Many know of Fort Hamilton as a neighborhood in South Brooklyn, but the actual fort is both a historic monument and an active military installation providing support for the Army National Guard and Army Reserve. The site has been used for military purposes as far back as 1776 and today, it’s the last active military post in New York City.
Fort Hamilton Community Club photo by Wikipedia.
The area where Fort Hamilton stands was first used for military purposes during the Revolutionary War, when a small American battery fired from here on British troops. With the War of 1812, it became apparent that the U.S. needed more coastal protection, and the cornerstone for Fort Hamilton was set in place in 1825. The fort is named after Alexander Hamilton, the Revolutionary War officer and first Secretary of the Treasury.
At the time, the fort had two goals: “The first was to support actions against enemy warships. Its second, and equally important role, was to defend itself and the other Narrows’ forts against land-based infantry attacks. If an enemy force could not neutralize the Narrows’ forts by sea, it could attempt siege operations or a direct assault from the interior.”
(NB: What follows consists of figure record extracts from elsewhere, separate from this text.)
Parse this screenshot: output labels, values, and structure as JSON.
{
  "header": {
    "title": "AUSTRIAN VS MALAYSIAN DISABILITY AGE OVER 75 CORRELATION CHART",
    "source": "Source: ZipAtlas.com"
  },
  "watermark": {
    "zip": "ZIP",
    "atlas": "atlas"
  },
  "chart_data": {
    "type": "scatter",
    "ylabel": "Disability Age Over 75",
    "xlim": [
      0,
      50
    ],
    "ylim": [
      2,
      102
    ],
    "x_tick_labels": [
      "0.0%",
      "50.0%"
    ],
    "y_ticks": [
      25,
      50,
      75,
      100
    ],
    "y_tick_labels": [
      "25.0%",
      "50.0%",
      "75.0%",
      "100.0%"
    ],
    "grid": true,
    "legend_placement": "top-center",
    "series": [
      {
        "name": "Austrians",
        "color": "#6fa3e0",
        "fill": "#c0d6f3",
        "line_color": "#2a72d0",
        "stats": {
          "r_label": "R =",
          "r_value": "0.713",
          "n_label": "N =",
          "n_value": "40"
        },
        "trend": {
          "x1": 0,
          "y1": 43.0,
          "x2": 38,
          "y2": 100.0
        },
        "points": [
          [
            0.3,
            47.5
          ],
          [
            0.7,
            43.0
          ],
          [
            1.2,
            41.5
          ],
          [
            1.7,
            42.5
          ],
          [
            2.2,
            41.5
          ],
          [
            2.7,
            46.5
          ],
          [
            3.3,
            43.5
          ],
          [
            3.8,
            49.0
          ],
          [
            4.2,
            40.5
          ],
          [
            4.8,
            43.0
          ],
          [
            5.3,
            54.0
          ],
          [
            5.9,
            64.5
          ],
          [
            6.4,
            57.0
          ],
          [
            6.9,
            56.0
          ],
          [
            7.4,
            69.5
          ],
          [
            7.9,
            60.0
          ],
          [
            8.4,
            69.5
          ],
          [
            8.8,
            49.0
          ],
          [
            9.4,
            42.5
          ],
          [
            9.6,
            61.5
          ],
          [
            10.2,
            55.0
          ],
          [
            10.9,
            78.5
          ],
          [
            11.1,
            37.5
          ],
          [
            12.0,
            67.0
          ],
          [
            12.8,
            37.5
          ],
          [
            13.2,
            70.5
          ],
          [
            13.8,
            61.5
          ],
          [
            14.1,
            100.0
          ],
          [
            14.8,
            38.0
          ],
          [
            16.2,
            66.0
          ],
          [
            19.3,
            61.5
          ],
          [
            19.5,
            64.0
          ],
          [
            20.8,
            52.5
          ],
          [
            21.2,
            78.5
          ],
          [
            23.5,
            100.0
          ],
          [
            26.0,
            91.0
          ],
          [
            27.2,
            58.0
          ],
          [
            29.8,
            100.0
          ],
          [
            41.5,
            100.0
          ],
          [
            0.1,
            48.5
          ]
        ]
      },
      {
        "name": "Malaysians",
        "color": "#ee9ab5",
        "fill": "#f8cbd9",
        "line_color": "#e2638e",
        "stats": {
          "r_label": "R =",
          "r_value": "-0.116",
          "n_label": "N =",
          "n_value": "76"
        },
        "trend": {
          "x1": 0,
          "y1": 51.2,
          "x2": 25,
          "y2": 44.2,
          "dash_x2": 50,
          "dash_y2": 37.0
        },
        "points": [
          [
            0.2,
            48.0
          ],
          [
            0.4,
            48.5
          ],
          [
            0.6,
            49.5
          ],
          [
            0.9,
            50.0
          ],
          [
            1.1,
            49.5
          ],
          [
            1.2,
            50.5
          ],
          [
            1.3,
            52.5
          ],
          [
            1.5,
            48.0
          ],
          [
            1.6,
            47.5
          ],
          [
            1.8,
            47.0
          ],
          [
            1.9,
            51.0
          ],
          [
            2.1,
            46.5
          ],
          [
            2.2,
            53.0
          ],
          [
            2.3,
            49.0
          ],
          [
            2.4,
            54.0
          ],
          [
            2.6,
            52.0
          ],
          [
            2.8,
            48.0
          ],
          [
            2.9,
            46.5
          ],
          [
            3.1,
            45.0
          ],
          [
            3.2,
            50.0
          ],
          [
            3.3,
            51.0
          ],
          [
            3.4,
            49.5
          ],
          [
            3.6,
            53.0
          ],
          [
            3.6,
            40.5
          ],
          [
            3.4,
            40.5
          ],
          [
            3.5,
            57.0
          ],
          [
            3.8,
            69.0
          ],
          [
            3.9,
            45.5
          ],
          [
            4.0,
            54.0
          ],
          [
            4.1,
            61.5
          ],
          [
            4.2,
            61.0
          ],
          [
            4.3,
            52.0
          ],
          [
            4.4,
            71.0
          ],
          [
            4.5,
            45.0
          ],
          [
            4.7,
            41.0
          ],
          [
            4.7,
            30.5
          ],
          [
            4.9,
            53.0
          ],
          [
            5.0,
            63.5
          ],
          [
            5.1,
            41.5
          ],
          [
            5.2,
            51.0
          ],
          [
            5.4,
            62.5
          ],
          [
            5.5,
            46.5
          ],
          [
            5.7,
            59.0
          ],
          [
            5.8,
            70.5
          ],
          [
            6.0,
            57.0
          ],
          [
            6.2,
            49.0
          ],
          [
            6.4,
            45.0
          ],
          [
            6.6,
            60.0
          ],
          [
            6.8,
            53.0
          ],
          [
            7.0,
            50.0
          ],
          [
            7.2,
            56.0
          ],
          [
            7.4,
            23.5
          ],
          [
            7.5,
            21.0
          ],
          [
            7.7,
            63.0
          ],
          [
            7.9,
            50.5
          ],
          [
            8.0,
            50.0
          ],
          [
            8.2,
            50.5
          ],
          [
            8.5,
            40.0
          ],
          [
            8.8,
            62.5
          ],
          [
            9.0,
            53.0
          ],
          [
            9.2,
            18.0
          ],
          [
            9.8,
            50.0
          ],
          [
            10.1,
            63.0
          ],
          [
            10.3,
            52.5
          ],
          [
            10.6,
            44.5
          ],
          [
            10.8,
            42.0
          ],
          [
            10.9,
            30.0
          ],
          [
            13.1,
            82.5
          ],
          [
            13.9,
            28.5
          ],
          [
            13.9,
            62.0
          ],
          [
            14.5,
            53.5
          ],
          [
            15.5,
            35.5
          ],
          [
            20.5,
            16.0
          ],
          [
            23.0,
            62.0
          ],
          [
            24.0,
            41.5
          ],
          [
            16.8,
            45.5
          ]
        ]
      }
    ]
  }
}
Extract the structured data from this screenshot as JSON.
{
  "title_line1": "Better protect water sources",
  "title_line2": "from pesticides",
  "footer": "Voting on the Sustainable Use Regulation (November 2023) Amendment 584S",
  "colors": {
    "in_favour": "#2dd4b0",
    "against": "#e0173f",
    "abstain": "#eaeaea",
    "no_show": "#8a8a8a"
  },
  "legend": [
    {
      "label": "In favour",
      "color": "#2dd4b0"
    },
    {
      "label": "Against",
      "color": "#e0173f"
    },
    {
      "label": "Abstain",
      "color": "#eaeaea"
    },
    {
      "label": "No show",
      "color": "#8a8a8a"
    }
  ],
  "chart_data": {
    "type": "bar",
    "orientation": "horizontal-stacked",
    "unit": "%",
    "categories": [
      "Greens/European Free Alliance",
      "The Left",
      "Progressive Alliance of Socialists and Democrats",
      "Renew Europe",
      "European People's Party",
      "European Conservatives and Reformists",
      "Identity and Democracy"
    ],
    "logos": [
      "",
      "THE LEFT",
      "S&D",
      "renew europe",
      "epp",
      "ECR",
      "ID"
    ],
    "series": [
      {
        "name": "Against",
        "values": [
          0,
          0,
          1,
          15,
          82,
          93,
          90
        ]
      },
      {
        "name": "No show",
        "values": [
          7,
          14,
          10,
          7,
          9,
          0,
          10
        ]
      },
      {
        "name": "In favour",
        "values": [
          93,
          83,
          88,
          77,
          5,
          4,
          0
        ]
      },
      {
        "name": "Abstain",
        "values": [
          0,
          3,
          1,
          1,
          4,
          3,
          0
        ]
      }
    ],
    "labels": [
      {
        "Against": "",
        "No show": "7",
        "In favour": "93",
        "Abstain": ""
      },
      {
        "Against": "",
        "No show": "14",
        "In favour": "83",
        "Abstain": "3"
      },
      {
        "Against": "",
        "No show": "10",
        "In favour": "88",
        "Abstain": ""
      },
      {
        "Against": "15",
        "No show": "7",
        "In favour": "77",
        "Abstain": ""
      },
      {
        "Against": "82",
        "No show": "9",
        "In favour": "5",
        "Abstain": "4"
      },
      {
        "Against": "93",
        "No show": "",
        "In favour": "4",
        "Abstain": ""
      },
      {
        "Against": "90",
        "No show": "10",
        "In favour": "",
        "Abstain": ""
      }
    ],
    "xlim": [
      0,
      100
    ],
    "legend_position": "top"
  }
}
Shore at Fort Hamilton, Brooklyn, ca. 1872-1887, photo by Wikipedia
During World Wars I and II, Fort Hamilton provided coastal defense for New York City, and the fort’s location was used as a staging area for thousands of troops deploying overseas. In the 1960s, Fort Hamilton served as the home for the United States Army Chaplain and Chaplain Assistant School. Hundreds of Army and National Guard Chaplains and their assistants were trained here for active duty.
Fort Hamilton prior to World War II, photo by hamilton.army.mil
Fort Hamilton has served as a staging ground for various local relief efforts, including 9/11 and Hurricane Sandy.
Harbor Defense Museum photo by harbordefensemuseum.com
Many of the historic buildings of Fort Hamilton have been demolished, especially since the construction of the Verrazano-Narrows Bridge in the 1960s. The original fort building now houses the Community Club, a private club whose dues-paying members must be past or present miltary of federal employees.
Fort Hamilton is also home to the Robert E. Lee House, where Lee resided while commander of the garrison, as well as Colonels’ Row, six historic townhouses that housed senior officers. The former caponier — a miniature fort guarding the main fort’s gate — is now the Harbor Defense Museum. The public can visit the museum, which showcases United States Army weapons, uniforms, small arms, cannons, and historic Fort Hamilton items.